Apache 2.0 gets approved at most companies because it includes an explicit patent grant. MIT gets approved because it is the shortest, simplest, most-reviewed open-source license in existence. Legal teams have seen it ten thousand times. It does not need a review. It just goes through.
That matters more than I expected. Removing the license question removes a blocker that had nothing to do with the quality of the tool. Enterprise developers who wanted Sunglasses now just use it. The legal team never has to know.
The honest tradeoffs we made
I want to be straight about what we gave up. It is real.

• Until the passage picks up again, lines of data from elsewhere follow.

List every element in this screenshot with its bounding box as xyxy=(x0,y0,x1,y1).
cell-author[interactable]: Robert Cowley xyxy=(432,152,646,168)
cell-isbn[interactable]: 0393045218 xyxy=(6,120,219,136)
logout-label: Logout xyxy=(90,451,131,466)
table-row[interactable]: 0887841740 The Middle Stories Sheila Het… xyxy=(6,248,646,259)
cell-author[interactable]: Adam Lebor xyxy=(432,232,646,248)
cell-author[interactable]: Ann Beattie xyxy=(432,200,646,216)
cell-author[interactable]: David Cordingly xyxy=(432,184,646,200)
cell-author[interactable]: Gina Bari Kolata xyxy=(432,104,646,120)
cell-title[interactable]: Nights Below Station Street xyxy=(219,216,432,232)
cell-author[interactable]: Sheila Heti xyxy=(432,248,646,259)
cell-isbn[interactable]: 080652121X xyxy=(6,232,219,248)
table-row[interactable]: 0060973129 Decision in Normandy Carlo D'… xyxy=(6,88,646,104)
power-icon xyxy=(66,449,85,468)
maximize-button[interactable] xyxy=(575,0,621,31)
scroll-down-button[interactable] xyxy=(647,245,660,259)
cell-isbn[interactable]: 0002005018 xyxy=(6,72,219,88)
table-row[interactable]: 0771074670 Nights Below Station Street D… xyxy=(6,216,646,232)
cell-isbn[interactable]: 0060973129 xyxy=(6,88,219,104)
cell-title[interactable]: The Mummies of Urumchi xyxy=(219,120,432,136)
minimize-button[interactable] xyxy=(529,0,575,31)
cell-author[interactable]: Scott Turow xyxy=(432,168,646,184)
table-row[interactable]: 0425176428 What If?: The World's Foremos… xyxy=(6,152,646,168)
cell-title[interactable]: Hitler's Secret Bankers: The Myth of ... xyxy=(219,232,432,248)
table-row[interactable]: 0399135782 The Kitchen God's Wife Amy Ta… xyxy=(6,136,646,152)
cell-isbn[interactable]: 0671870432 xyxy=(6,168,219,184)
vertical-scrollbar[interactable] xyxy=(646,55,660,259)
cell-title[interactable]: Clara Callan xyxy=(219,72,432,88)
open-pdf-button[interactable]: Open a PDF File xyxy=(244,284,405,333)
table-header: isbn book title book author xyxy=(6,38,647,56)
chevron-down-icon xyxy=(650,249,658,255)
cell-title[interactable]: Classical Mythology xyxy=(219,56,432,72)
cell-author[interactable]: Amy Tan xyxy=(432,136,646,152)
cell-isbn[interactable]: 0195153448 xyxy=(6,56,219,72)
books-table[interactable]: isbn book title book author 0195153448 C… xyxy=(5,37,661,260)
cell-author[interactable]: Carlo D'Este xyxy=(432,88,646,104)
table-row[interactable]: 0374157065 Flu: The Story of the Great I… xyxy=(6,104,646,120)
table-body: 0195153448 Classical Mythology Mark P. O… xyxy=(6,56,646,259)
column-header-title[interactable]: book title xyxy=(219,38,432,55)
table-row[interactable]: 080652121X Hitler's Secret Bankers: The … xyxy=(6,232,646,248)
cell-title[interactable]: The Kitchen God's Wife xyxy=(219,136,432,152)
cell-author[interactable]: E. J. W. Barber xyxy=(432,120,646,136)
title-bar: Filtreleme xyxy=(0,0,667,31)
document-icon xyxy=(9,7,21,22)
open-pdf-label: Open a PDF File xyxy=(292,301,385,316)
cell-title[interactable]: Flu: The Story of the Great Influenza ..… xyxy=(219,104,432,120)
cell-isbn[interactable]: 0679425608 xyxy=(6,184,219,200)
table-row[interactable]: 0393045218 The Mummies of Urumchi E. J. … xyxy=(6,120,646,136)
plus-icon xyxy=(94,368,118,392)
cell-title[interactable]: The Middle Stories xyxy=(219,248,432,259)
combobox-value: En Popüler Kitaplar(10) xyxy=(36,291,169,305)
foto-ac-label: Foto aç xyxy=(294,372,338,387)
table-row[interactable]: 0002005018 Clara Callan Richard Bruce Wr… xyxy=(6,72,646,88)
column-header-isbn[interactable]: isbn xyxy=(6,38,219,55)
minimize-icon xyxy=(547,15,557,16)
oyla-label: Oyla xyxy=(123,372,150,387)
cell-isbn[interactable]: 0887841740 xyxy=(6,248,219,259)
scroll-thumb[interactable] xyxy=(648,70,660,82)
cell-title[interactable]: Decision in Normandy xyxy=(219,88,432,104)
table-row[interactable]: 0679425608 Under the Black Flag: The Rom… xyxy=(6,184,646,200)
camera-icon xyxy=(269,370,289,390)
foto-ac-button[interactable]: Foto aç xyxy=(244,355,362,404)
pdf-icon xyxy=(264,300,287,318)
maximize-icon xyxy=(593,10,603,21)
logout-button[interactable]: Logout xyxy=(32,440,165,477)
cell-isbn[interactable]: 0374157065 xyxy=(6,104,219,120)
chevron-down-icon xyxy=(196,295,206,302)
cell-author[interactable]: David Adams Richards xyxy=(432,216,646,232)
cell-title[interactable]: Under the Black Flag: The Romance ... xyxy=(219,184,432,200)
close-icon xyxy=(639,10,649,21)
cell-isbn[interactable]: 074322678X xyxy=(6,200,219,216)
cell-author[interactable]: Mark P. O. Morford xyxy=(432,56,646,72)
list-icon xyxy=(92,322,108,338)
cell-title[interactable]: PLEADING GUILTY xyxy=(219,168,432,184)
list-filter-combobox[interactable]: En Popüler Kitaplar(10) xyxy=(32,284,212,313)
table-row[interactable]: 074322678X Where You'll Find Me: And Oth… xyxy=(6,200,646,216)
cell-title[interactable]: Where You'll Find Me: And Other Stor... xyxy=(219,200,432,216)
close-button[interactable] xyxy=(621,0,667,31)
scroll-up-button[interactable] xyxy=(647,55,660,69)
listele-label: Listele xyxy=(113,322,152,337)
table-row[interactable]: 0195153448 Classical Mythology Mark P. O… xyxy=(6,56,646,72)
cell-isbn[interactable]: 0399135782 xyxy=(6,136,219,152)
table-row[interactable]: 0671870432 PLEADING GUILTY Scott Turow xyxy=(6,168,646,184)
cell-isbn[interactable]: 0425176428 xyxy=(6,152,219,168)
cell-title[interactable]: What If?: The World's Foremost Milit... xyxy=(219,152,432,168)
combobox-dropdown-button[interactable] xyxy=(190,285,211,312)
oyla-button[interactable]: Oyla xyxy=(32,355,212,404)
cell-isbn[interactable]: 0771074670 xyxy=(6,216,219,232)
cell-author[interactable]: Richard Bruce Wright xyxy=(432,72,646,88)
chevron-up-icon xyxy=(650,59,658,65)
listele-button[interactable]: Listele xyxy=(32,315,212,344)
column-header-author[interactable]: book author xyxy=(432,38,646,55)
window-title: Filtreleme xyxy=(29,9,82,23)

Under MIT, there is no requirement for anyone to send improvements back. Someone can fork Sunglasses, add fifty new patterns, and ship it as their own closed-source product. They owe us nothing except keeping the copyright line. That is a real thing we accepted.
There is no protection against a bigger company taking the code and out-resourcing us. If AWS or Google decided tomorrow to fork Sunglasses and put their engineering team behind it, MIT would not stop them.
We do not get the reciprocity that copyleft was designed to create. Contributions back to the project are voluntary. Some people will contribute. Many will not.
We made that tradeoff consciously. The alternative — AGPL — was protecting a codebase that nobody was using. Protection without adoption is just ownership of something that does not matter yet.
We chose adoption. We chose reach. We chose the chance that Sunglasses ends up running inside systems we will never know about, protecting agents we will never see, because that is the goal. The filter in every AI agent pipeline in the world. MIT is the only license compatible with that goal.
If you want to use it — pip install sunglasses — no strings attached.